Bob Quinn (WHO, Des Moines, IA) covers farming for a living, but now he’s taken living in agriculture to a new level. Bob has built a home in the spirit of Iowa agriculture out of a grain bin. He got the idea after Sukup Manufacturing built small grain bins to be taken to Haiti to use for housing after the devastating earthquakes hit that country. “We wanted to have a house here on the farm that was characteristic of a farm.” He considered a cabin, but after covering the Sukup grain bin story, Bob got the idea to try a grain bin as a house. So, a huge 20,000-bushel grain bin was assembled on Bob’s acreage west of St. Charles, IA. The structure is built like a Thermos bottle, he said. A second steel roof is built under the top roof, and two feet of insulation was put in. Another interior wall was put inside the outer wall and filled with insulation. The grain bin home has a loft, which covers half the structure’s inside. Overall, it has a very high ceiling over the living room. Grain bin steps used to get to the outside of a grain bin, are installed as a way to get to the loft. The round structure also offers interesting living dynamics. Bob said the light bounces around from an exterior yard light, through  the window and off the walls, illuminating the inside at night. “If you’re having a conversation on one side close to the wall, the person on the opposite side can hear just like he’s standing next to you,” he said. Bob credits his wife, Ann, for going along with the idea. “She’s been a pretty good sport about it. Everything we’ve done here is kind of an experiment.” Bob and Ann spend weekends in the bin house, but hope to be living there after retirement.  

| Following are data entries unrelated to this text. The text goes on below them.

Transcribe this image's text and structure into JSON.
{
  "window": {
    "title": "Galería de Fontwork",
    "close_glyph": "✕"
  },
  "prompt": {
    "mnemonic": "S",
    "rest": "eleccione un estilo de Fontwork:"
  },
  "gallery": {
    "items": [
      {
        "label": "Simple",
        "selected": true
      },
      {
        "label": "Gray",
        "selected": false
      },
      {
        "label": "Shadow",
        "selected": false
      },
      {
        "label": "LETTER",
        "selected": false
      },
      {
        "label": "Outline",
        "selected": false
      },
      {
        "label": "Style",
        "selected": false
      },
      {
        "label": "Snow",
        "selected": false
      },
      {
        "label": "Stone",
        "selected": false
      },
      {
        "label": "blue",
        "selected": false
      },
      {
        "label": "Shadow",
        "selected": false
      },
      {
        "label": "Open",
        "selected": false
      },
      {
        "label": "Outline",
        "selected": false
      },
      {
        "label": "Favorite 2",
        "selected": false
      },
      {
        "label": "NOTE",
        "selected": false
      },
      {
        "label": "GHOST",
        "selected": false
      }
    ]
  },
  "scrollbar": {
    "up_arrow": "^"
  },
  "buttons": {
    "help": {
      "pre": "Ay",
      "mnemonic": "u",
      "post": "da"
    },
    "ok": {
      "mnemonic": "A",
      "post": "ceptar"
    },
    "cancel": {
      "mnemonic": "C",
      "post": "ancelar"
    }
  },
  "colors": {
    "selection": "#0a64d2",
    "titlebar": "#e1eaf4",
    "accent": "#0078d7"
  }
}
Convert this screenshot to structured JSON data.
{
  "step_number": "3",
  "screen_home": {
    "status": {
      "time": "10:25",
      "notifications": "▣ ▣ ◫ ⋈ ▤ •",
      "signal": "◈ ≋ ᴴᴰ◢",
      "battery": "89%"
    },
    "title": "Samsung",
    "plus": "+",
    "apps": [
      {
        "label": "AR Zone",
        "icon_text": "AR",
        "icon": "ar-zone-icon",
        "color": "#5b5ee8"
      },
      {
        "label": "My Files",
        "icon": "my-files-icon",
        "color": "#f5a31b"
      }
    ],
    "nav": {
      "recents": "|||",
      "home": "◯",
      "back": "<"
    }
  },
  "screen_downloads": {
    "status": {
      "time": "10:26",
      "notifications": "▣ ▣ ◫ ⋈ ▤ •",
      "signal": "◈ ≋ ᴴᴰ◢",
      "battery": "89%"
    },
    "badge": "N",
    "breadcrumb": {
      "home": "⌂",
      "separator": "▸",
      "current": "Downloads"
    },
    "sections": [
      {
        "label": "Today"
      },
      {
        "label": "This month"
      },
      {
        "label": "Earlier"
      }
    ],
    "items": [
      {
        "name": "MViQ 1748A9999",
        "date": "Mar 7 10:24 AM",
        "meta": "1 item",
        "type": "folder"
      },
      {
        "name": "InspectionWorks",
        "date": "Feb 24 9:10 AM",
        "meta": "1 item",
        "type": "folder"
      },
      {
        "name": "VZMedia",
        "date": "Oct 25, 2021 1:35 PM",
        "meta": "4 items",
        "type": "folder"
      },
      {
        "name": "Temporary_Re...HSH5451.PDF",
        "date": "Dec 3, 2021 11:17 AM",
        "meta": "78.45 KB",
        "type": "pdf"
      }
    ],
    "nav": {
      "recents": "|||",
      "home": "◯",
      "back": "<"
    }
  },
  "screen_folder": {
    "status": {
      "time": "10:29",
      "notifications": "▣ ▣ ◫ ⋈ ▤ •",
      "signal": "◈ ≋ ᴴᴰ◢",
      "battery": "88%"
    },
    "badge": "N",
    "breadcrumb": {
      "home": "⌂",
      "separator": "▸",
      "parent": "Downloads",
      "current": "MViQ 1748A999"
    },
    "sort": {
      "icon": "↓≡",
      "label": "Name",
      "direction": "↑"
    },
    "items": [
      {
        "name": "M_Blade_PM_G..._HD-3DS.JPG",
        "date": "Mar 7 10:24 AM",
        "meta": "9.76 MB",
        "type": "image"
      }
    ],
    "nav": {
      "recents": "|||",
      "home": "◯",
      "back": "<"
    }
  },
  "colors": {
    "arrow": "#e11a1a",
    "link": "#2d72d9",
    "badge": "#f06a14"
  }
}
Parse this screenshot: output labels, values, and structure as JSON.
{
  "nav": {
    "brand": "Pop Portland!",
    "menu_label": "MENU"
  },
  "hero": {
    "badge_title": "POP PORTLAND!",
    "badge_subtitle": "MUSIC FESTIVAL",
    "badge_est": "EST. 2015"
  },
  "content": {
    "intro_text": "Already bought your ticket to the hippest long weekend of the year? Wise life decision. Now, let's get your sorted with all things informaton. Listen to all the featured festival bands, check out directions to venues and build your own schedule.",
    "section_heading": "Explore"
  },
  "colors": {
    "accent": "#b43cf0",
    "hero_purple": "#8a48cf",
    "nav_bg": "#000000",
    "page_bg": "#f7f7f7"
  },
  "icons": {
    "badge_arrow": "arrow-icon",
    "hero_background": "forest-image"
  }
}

IN HIS OWN WORDS—“Now I know what a kernel of corn feels like. It's funny, a square guy living in a round house. My wife would say that it's a little difficult trying to set furniture because there are no room dividers.  It is more of a weekend, or family cabin escape than a full time home. So, in that respect it works great. It’s wide open. Everybody can be together around the bar or table.  The bedroom is a little different. It’s the entire loft, which holds four double beds in a dorm-type arrangement. So there is no privacy, but at our age that is not a HUGE concern. Ha! Ha! The double wall construction makes it ‘snug.’ The double roof keeps the heat in and cool in as well. It was—and still is a learning experience—so I have a pretty good ‘what to do and what not to do’ manual on grain bin houses. It’s 1,500 square feet with the option of adding another 300 by adding more loft. We love it. It looks way-cool, and fits in with our personality—and the surroundings!”